Только 3 марта дошла до Мстёры весть о новом покушении на царя. 1 марта царь был смертельно ранен. Слухи были разные. Одни говорили, что царя убили прямо в карете. Другие оспаривали, утверждая, что была повреждена только карета. А вот когда Александр II вышел из сломанной кареты, кто-то бросил бомбу в него. Убийца был сам убит этой бомбой, а царь еще пожил немного.
Потом дошли вести, что убийцы были повешены, среди них баба — Софья Перовская.

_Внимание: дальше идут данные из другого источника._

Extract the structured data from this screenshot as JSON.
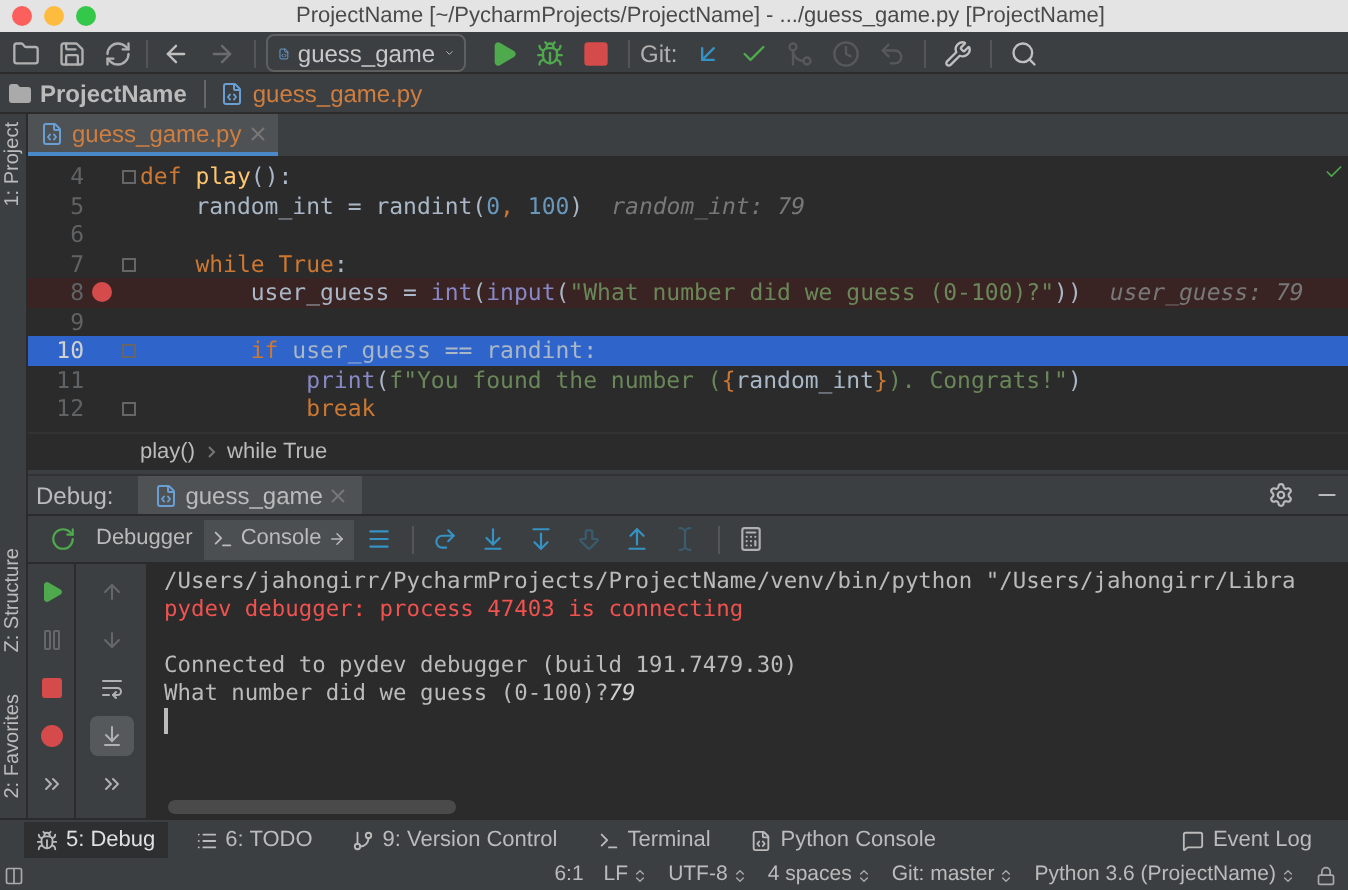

— Говорят, она это на Курском вокзале взрыв устроила, только тогда ее еще не разоблачили. Она и бомбы на Спасской улице закладывала, а царь не поехал по ней. Да у них, поди, на кажной улице стояли свои бомбы.
— Есть же люди, которые прячут убийц?!
— Намаялись, можа, от царя-то.
— Чего ты мелешь?
— Да уж господам-то этим худо ли живется? Чай, получше, чем нам.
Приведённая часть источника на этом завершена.